The costs of his services now exceed his value so keeping him is a bad economic proposition. But this is no secret so you can’t really trade him and the costs of letting him walk are perhaps substantial. So the eleven million dollar question for the Red Sox front office this off-season is whether or not Jonathan Papelbon should be non-tendered and allowed to walk out the door.
I don’t mean to pin this entire discussion on the mess Papelbon served up last night. Because in Pap’s defense, it was meaningless mop-up work and that shouldn’t be relied upon to make serious decisions. But in light of last night, the issue is timely so it gets 1000 words this morning.
Here are the facts of the case:
*Papelbon is due to make roughly $11M in his final year of arbitration next season.
* Last night was the FIFTH time this year that Papelbon has absolutely been disrobed on the mound and I define that as “incidents where he gave up three or more earned runs in an inning or less of work.” Needless to say, that is probably three too many. And on top of that, there have been a handful of other worrisome appearances that don’t quite meet this standard.
* His WHIP is up for the fourth straight year in a row and now sits at a pedestrian 1.194. And his ERA, at 3.92, is more than double what it was in 2007 and 2009.
* His walk numbers in 20010 are off his chart, a much higher percentage of the hits he allows this season are going for extra bases and nothing in the numbers suggests he is a victim of terrible luck. (FIP of 3.45 and xFIP of 3.75 suggest a little bad luck but nothing too serious.)
* He leads the AL in blown saves with seven. (By the way, Daniel Bard is tied for second with six.)
So those are the facts of the case. Now on May 17th, on a morning after Pap got ripped by the Yankees, I claimed Papelbon should be dressed up for a July sale if the Sox were out of the playoff hunt. By doing so, they could net something in return and prepare for 2011 without Papelbon’s eight-figure salary dragging them down. That didn’t come to pass as the Sox were alive at the trade deadline and couldn’t afford to weaken the pen any further by dealing ocho-cinco. But since May 17th, Papelbon has done little to bolster his case. In fact, his numbers have slipped slightly and the question is no longer whether Papelbon should be traded or even could be traded, but whether he should be tendered at all?
Based off his 2010 numbers, Papelbon will be seriously overpaid in 2011. And by “serious,” I mean he will make double his “2010” value. Now the Sox can afford to overpay at the margin but “double” is not at the margin. And when one thinks about how that money could be better spent, the idea of releasing Papelbon becomes more interesting.
Case in point, if Papelbon were allowed to leave, Daniel Bard would probably be elevated to the closer role. So who takes Bard’s spot? Well, for less than ten million dollars, the Sox would probably be able to bring in TWO solid set-up guys. For instance, the Sox could try to grab Brian Fuentes or Scott Downs from the left side and Jaquin Benoit from the right side. The total cost of that would probably be $8M and if you add this duo to Bard, you have the makings of a pretty good pen. Moreover, Pap’s money could also be divided up on guys like Grant Balfour, Matt Guerrier and Jason Frasor …. all three of whom would probably cost less than 11M.

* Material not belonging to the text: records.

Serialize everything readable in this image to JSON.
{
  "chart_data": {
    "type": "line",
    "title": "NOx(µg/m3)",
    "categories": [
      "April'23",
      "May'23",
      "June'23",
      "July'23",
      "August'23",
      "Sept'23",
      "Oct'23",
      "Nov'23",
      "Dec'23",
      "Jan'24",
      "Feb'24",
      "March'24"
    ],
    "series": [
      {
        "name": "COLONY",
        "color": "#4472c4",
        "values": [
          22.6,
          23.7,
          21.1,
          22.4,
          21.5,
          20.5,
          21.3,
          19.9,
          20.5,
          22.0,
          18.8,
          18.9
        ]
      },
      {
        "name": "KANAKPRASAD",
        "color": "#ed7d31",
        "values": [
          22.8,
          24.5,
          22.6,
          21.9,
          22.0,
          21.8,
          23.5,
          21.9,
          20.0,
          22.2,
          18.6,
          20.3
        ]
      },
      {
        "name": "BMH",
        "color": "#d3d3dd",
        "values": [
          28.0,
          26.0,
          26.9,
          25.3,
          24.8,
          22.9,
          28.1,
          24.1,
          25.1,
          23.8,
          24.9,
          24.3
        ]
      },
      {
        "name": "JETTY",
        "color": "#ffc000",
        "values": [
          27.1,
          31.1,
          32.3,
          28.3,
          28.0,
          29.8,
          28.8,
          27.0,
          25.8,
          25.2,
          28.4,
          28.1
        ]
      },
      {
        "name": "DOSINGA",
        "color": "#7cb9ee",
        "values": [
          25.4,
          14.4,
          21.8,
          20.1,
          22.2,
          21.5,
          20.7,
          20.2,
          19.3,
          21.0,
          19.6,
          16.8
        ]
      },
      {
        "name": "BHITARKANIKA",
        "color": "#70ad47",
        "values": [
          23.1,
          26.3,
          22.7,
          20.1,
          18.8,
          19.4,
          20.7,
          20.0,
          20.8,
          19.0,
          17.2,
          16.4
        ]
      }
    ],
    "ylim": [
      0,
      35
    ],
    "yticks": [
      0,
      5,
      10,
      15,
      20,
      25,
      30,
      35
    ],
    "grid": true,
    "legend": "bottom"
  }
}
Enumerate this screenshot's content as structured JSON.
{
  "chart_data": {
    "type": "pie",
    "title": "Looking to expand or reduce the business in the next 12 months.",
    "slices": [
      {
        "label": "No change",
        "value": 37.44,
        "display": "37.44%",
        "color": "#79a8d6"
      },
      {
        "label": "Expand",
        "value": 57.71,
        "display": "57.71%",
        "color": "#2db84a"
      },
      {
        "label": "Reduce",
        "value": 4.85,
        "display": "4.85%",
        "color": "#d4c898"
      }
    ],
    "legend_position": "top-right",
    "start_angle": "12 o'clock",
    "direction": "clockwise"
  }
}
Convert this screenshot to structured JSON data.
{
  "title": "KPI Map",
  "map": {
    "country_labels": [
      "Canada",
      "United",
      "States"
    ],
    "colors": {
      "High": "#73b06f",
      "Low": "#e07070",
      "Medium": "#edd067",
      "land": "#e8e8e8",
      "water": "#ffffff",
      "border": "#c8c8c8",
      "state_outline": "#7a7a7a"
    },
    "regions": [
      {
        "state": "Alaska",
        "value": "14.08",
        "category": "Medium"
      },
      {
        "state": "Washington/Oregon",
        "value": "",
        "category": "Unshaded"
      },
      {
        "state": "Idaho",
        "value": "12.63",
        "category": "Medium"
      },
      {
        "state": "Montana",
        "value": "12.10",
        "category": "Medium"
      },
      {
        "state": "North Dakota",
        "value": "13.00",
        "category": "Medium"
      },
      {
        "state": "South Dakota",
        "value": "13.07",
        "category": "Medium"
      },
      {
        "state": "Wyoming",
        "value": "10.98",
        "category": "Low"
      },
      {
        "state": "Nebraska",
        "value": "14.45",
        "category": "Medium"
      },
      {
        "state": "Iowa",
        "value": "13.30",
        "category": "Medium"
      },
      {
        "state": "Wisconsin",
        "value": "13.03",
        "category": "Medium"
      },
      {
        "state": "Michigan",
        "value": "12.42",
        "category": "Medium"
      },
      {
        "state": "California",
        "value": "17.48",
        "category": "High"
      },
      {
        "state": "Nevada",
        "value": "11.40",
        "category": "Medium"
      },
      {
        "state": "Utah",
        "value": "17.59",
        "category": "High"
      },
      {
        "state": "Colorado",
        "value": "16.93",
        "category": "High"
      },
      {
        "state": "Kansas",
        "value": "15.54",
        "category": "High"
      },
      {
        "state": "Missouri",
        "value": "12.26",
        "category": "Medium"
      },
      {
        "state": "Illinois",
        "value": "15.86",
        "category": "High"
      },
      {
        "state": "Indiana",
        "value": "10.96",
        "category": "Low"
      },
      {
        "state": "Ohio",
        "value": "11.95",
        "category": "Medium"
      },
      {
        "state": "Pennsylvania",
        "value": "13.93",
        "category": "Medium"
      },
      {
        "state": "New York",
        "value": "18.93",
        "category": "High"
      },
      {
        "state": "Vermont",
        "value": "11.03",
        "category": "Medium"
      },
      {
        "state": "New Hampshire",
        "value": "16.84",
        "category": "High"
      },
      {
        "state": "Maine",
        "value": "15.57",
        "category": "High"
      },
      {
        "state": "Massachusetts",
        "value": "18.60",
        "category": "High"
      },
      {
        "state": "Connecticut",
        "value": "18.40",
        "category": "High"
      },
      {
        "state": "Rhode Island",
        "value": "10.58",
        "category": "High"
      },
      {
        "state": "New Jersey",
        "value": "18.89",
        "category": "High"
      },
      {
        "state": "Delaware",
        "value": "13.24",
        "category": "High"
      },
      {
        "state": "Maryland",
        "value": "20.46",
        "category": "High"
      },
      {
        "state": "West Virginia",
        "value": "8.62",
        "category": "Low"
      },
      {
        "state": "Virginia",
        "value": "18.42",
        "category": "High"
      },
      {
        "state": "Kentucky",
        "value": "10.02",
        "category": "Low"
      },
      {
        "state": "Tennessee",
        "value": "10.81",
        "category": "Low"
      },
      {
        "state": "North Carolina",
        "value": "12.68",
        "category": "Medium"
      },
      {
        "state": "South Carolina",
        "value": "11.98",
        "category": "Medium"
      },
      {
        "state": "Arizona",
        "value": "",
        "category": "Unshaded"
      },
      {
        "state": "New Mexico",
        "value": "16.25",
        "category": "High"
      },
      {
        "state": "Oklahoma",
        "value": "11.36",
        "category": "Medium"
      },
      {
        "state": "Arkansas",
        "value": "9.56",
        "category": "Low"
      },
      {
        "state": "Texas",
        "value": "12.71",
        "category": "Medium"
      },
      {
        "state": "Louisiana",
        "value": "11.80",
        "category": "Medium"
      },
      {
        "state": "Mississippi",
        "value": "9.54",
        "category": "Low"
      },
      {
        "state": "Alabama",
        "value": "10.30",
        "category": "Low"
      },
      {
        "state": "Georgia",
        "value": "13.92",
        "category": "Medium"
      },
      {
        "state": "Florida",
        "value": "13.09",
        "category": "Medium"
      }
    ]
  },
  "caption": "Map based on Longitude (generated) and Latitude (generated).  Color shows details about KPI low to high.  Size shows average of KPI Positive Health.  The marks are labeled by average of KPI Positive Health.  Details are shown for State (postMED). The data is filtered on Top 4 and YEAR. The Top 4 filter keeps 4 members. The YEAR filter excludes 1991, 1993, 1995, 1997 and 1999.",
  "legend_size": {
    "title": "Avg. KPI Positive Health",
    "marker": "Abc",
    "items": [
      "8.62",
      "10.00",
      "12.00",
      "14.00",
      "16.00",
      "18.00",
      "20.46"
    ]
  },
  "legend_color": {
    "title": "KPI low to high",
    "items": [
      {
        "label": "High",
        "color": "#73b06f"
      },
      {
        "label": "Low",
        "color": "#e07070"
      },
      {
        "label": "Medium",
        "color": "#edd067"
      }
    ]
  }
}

Now a Papelbon defender will surely claim that such a move is a risky proposition. That guys like these are often bad investments. Well, to that I ask …. is making an $11M bet on Papelbon next season any less risky?
The moral to the story is the Sox spent about $16M on their pen in 2010 (not counting Wakefield). And if they were to spend a similar amount in 2011, they probably would get more bang if Papelbon and Okijima’s bucks were spent elsewhere. And that is because the Sox are in an enviable spot here. They have an anchor in Bard who is cheap. And while the cost of middle relief is not insignificant, it pales in comparison to the costs of bringing in a good closer. So at the end of the day, the Sox have an opportunity here to re-allocate their resources and perhaps end up with a tastier and less expensive pie.
Now the drawbacks of letting Papelbon go are two-fold. First, it’s a bet against a bounce back. Given that Papelbon will be in a contract year, it is possible he recovers in 2011. Pete Gammons thinks this is in the cards, but looking at Pap’s career progression, a big move to the upside seems unlikely. And if there is a bounce, it certainly won’t be enough to justify $11M. Maybe eight, but not eleven. Second, Papelbon will be a type A free agent after 2011 and by letting him go now, the Sox will be forfeiting their right to two compensation picks in the 2012 amateur draft. Estimates vary on the value of future picks, but for the purposes of this discussion, let’s call them worth between $3-4M in total. So theoretically, the Sox could bring number fifty-eight back, pay him 11 bucks, and get three or four back when the 2012 draft rolls around. This math makes it a tougher call.
That said, I think the idea of not tendering Papelbon is VERY much in play. The beauty of having a player under control through arbitration is that a club isn’t locked in to a guarantee so if the player gets too expensive, the club can simply go in another direction. In this instance, I believe it is something that the Sox will consider and very likely will pursue.